After 1 week of co-culture at 37 °C in 95% air and 5% CO 2 , cells were fixed and stained using a tartrate-resistant acid phosphatase (TRAP) Staining Kit (COSMO BIO) according to the manufacturer’s instructions. TRAP-positive multinucleated cells containing at least three nuclei were counted as osteoclasts under a light microscope (Keyence, Osaka, Japan).
2.5
Small interfering RNA transfection
To suppress VEGF expression in hPDL cells, a predesigned small interfering RNA (siRNA; siRNA ID: HSS111275; Thermo Fisher Scientific) was introduced using forward transfection. SignalSilence Control siRNA (Unconjugated) (Thermo Fisher Scientific) was used as a negative control. A mixture containing Opti-Mem-I Reduced Serum Medium, Lipofectamine RNAIMAX REAGENT (Thermo Fisher Scientific), and siRNA was added to hPDL cells and cultured under the abovementioned conditions.
2.6
Statistical analysis
All data were presented as mean ± standard error.
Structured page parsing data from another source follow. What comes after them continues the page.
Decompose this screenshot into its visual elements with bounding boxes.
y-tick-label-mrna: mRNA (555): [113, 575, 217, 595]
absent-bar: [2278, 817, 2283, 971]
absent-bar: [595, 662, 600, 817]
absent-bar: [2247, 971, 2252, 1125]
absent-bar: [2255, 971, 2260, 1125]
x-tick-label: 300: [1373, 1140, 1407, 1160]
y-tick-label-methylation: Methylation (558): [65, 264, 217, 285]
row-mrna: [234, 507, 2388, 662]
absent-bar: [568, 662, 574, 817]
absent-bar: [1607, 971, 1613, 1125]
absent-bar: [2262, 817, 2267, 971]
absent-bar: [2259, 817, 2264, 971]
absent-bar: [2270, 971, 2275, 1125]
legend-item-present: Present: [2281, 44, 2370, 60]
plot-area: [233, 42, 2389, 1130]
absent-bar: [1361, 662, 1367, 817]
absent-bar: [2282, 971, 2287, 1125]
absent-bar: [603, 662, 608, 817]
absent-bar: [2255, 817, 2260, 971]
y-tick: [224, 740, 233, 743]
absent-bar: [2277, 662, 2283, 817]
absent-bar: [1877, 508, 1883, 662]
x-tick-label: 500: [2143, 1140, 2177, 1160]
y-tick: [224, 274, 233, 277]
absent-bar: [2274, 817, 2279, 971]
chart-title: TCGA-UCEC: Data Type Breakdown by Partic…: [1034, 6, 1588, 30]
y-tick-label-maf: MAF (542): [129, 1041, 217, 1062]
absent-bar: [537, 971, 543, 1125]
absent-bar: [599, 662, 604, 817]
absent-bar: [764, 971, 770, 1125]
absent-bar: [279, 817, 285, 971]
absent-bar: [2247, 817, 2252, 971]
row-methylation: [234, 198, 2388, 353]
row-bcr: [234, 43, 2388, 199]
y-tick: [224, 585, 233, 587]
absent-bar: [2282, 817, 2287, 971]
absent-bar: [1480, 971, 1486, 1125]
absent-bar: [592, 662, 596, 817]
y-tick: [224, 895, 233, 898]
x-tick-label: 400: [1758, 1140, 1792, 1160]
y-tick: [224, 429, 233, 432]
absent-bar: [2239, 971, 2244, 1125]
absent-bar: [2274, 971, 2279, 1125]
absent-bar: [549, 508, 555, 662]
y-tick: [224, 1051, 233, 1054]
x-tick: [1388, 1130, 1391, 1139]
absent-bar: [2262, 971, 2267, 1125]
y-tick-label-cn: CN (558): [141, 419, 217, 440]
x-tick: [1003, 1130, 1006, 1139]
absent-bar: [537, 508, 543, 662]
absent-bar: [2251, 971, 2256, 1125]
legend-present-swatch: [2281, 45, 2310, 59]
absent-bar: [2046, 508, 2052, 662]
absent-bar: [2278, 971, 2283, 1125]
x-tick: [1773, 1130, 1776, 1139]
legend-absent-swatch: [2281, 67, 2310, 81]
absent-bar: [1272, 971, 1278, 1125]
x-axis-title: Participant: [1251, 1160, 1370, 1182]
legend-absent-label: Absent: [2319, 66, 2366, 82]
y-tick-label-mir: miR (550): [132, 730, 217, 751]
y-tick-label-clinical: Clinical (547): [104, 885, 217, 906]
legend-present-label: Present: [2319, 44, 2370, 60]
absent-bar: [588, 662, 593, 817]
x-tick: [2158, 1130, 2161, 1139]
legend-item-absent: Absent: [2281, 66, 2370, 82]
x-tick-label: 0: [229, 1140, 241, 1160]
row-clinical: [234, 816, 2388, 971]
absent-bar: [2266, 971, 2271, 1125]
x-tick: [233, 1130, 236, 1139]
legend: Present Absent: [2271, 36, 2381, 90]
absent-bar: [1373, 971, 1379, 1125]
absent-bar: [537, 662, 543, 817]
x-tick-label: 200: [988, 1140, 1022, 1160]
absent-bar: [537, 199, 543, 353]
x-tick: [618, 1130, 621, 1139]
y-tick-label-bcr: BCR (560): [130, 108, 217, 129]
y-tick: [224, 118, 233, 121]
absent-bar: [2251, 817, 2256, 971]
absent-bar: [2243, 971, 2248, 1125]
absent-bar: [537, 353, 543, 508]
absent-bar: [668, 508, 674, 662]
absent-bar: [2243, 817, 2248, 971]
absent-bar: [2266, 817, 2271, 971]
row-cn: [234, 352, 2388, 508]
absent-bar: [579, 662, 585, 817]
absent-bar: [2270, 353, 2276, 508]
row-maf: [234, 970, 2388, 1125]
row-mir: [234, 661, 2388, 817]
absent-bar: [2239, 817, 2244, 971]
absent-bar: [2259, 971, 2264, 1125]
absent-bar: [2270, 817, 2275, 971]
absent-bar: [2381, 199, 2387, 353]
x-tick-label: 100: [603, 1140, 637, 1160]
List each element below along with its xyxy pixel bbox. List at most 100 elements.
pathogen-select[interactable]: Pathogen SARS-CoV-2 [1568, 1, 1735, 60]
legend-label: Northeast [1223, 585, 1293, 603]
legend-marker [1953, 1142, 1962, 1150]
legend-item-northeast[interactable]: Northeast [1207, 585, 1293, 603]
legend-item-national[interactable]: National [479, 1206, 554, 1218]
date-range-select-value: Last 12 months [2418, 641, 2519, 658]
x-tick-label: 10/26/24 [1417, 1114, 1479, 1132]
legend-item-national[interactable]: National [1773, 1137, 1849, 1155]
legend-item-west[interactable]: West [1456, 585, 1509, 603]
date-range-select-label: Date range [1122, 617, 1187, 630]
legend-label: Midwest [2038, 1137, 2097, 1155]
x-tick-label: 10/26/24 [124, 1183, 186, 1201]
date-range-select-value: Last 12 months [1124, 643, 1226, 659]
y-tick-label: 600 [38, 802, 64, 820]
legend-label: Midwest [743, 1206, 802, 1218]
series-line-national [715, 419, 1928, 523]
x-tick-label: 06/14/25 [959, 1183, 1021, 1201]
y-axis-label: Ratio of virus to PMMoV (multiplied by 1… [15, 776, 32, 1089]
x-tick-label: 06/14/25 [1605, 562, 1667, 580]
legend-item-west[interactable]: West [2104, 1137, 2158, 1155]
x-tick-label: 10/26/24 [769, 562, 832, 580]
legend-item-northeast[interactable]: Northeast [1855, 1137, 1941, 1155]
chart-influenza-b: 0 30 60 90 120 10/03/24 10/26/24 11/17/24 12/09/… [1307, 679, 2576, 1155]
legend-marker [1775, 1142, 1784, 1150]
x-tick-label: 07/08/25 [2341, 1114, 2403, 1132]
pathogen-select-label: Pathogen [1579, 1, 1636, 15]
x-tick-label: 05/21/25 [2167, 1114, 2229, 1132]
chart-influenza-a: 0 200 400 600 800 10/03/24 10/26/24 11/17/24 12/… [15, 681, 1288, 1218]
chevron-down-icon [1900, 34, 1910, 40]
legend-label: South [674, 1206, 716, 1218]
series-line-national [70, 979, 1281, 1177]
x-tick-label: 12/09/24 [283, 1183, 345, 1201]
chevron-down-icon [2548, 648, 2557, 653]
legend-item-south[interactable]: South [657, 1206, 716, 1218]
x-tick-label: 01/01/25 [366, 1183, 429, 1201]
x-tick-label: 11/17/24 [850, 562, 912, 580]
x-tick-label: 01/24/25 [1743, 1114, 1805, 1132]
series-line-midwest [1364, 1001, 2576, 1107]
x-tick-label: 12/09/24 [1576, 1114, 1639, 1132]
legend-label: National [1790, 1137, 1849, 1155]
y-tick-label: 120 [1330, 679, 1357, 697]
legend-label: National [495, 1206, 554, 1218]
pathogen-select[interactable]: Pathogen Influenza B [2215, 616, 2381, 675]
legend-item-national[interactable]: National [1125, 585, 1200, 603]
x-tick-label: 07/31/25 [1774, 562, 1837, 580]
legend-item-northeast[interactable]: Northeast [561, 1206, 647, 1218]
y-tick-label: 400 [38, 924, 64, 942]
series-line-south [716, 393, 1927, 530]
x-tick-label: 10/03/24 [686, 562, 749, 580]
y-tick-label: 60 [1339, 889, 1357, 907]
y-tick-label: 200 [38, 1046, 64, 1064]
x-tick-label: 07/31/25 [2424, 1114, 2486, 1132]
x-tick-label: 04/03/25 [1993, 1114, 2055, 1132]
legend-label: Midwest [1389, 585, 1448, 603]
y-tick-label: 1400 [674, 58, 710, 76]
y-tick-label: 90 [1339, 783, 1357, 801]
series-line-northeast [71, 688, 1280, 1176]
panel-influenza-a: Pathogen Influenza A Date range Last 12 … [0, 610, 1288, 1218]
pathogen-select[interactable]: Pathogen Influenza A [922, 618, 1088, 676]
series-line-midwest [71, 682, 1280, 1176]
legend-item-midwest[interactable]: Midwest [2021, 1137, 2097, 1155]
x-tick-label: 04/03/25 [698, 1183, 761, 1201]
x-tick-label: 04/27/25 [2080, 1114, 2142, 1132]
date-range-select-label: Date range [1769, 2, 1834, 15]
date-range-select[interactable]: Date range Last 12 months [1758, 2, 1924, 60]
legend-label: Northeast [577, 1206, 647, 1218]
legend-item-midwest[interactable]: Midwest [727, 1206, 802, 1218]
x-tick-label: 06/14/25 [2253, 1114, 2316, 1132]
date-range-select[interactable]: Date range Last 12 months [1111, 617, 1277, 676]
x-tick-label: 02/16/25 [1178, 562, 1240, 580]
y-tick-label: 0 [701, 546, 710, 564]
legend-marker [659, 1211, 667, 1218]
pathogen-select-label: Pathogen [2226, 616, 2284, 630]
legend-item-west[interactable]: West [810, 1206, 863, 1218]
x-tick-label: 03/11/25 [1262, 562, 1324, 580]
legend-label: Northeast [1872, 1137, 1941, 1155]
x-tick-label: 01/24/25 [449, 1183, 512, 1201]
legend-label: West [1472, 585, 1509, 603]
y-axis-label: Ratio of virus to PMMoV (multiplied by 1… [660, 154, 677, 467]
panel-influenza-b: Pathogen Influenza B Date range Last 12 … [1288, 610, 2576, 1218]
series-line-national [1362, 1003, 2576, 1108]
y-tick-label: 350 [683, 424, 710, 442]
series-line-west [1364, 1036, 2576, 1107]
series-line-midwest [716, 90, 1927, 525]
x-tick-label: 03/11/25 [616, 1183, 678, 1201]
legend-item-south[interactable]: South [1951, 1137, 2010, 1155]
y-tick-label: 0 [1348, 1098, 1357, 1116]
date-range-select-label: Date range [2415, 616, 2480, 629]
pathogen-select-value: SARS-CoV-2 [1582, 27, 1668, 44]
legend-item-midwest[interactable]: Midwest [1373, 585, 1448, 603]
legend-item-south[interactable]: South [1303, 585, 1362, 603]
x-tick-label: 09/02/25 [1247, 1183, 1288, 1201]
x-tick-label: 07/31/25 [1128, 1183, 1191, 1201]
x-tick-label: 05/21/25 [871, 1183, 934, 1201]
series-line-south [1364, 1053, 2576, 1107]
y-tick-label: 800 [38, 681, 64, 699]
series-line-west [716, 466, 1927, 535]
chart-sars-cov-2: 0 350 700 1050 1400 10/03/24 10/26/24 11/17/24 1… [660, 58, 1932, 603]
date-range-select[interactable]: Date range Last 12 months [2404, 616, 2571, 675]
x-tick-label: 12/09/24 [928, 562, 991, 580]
Statistical significance was determined using Student’s t-test or Mann–Whitney U test for pairwise comparisons and Bonferroni’s multiple comparison test for multiple comparisons. Statistical significance was set at P < 0.05.
3
Results
3.1
VEGF and HIF-1α expressions in hPDL cells exposed to hypoxia
HIF-1α protein expression in hPDL cells exposed to normoxia or hypoxia for 24 h was assessed. Western blotting revealed that VEGF and HIF-1α expressions in hPDL cells considerably increased under hypoxia compared with normoxia ( Fig. 1 , Appendix 1 ).